DS87C530/DS83C530 EPROM/ROM Microcontrollers with Real-Time Clock
COMPATIBILITY
The DS87C530/DS83C530 are fully static, CMOS 8051-compatible microcontrollers designed for high performance. While remaining familiar to 8051 users, the devices have many new features. In general, software written for existing 8051-based systems works without modification on the DS87C530/DS83C530. The exception is critical timing since the high-speed microcontrollers perform its instructions much faster than the original for any given crystal selection. The DS87C530/DS83C530 run the standard 8051 instruction set. They are not pin compatible with other 8051s due to the timekeeping crystal.
The DS87C530/DS83C530 provide three 16-bit timer/counters, full-duplex serial port (2), 256 bytes of direct RAM plus 1kB of extra MOVX RAM. I/O ports have the same operation as a standard 8051 product. Timers will default to a 12 clock-per-cycle operation to keep their timing compatible with original 8051 systems. However, timers are individually programmable to run at the new 4 clocks per cycle if desired. The PCA is not supported.
The DS87C530/DS83C530 provide several new hardware features implemented by new Special Function Registers. A summary of these SFRs is provided below.
PERFORMANCE OVERVIEW
The DS87C530/DS83C530 feature a high-speed, 8051-compatible core. Higher speed comes not just from increasing the clock frequency, but also from a newer, more efficient design.
This updated core does not have the dummy memory cycles that are present in a standard 8051. A conventional 8051 generates machine cycles using the clock frequency divided by 12. In the DS87C530/DS83C530, the same machine cycle takes 4 clocks. Thus the fastest instruction, one machine cycle, executes three times faster for the same crystal frequency. Note that these are identical instructions. The majority of instructions on the DS87C530/DS83C530 will see the full 3-to-1 speed improvement. Some instructions will get between 1.5 and 2.4 to 1 improvement. All instructions are faster than the original 8051.

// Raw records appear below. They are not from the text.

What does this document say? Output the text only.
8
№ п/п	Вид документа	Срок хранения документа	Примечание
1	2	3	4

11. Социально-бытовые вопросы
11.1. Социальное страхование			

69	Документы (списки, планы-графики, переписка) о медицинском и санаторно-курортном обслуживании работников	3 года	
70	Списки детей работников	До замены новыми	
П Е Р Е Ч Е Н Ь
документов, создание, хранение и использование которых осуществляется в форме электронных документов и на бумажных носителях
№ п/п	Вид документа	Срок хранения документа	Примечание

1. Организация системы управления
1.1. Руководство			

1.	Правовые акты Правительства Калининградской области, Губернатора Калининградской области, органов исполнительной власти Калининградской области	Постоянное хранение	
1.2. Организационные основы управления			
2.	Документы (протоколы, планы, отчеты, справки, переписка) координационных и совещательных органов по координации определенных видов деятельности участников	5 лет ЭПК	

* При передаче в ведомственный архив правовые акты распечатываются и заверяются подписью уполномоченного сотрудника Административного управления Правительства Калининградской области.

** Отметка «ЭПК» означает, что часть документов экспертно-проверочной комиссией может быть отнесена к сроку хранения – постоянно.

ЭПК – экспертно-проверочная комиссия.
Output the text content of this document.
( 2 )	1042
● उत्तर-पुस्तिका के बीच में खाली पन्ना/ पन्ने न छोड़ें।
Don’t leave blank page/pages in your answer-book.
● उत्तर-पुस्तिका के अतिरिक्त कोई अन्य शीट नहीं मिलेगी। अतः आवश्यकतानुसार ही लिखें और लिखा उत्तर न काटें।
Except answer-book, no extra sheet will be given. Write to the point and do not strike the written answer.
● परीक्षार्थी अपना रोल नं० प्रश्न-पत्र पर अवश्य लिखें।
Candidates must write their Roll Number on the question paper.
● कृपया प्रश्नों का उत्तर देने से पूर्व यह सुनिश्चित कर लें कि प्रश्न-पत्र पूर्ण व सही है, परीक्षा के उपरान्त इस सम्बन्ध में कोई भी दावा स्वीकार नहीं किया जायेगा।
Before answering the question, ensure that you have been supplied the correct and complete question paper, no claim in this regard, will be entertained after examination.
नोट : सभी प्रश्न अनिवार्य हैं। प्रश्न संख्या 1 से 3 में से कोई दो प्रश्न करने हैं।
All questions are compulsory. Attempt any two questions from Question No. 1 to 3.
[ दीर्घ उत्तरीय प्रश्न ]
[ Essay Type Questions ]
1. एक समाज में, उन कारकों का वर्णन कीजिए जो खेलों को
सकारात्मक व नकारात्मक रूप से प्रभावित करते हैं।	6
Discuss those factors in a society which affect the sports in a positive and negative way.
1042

The numerical average of all opcodes gives approximately a 2.5 to 1 speed improvement. Improvement of individual programs will depend on the actual instructions used. Speed-sensitive applications would make the most use of instructions that are three times faster. However, the sheer number of 3 to 1 improved opcodes makes dramatic speed improvements likely for any code. These architecture improvements produce a peak instruction cycle in 121ns (8.25 MIPs). The Dual Data Pointer feature also allows the user to eliminate wasted instructions when moving blocks of memory.
INSTRUCTION SET SUMMARY
All instructions perform the same functions as their 8051 counterparts. Their effect on bits, flags, and other status functions is identical. However, the timing of each instruction is different. This applies both in absolute and relative number of clocks.
For absolute timing of real-time events, the timing of software loops can be calculated using a table in the High-Speed Microcontroller User’s Guide. However, counter/timers default to run at the older 12 clocks per increment. In this way, timer-based events occur at the standard intervals with software executing at higher speed. Timers optionally can run at 4 clocks per increment to take advantage of faster processor operation.